The Cold Case That Burns Hot
Today, twenty-six years after Sharmini Anandavel walked out of her family's apartment for the last time, her case remains officially unsolved. Despite compelling circumstantial evidence, despite a prime suspect now designated as too dangerous ever to be released, despite nearly identical crimes that validate every suspicion about what happened to her, no charges have ever been filed in connection with her murder.
The case represents one of the most frustrating aspects of criminal justice—situations where investigators and families know who committed a crime but cannot prove it to the standard required for prosecution. It demonstrates how a clever predator can exploit the very protections built into our legal system, using the requirement for physical evidence to escape accountability for carefully planned crimes.

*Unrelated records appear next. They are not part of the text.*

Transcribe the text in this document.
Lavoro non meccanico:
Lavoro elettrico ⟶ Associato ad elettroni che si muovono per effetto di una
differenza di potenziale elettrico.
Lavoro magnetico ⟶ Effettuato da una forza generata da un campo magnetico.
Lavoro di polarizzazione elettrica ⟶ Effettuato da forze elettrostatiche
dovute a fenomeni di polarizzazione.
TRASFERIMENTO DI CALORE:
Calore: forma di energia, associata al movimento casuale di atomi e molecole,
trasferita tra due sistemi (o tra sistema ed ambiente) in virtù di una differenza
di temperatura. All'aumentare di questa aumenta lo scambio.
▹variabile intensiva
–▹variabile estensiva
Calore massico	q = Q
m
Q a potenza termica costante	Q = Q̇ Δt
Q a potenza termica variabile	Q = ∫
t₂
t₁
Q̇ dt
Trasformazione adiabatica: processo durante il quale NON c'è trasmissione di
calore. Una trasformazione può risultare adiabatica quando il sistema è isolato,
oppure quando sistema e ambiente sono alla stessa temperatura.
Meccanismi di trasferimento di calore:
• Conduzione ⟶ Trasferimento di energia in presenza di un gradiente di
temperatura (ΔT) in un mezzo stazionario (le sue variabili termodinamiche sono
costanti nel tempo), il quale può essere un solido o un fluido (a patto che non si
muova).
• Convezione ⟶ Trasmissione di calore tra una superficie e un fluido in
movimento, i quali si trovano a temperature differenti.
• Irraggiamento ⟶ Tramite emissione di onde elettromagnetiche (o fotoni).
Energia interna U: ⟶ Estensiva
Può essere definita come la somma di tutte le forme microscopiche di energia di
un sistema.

Yet Sharmini's case also serves as a crucial example of how predatory behavior escalates when left unchecked. Tippett's progression from fake job offers to violent assault validates the concerns of investigators who suspected him in Sharmini's death. His eventual designation as a dangerous offender confirms that their instincts were correct—he was indeed capable of the violence they suspected.
Lessons from a Life Cut Short
The story of Sharmini Anandavel offers several important lessons about predatory behavior and victim selection. Tippett's methods reveal how sophisticated predators operate—they don't simply grab victims off the street but instead cultivate relationships, establish false authority, and exploit specific vulnerabilities.
His targeting of job seekers was particularly insidious because it exploited people at moments when they were hopeful and trusting. Job seekers, especially young people and immigrants, are often eager to please and reluctant to question unusual requests from potential employers. They may overlook red flags that they would immediately recognize in other contexts.
The use of fake law enforcement credentials added another layer of manipulation, exploiting the natural tendency to trust and comply with authority figures. For someone like Sharmini, who dreamed of a career in law, the offer of work with police would have seemed not just legitimate but exciting.
The Ongoing Search for Closure
While Stanley Tippett will likely never leave prison, Sharmini's case technically remains open. Cold case investigators continue to review the file periodically, hoping that new forensic techniques or previously overlooked evidence might finally provide the proof needed to file charges.
For Sharmini's family, the dangerous offender designation provides some measure of satisfaction—confirmation that the man they believe killed their daughter can never hurt anyone else. But it cannot provide the formal justice they seek, the official acknowledgment that Sharmini was murdered and that her killer has been held accountable.
The case serves as a reminder that justice delayed is often justice denied, and that the absence of physical evidence can allow even the most obvious perpetrators to escape formal accountability. It also demonstrates the importance of recognizing patterns of predatory behavior before they escalate to murder.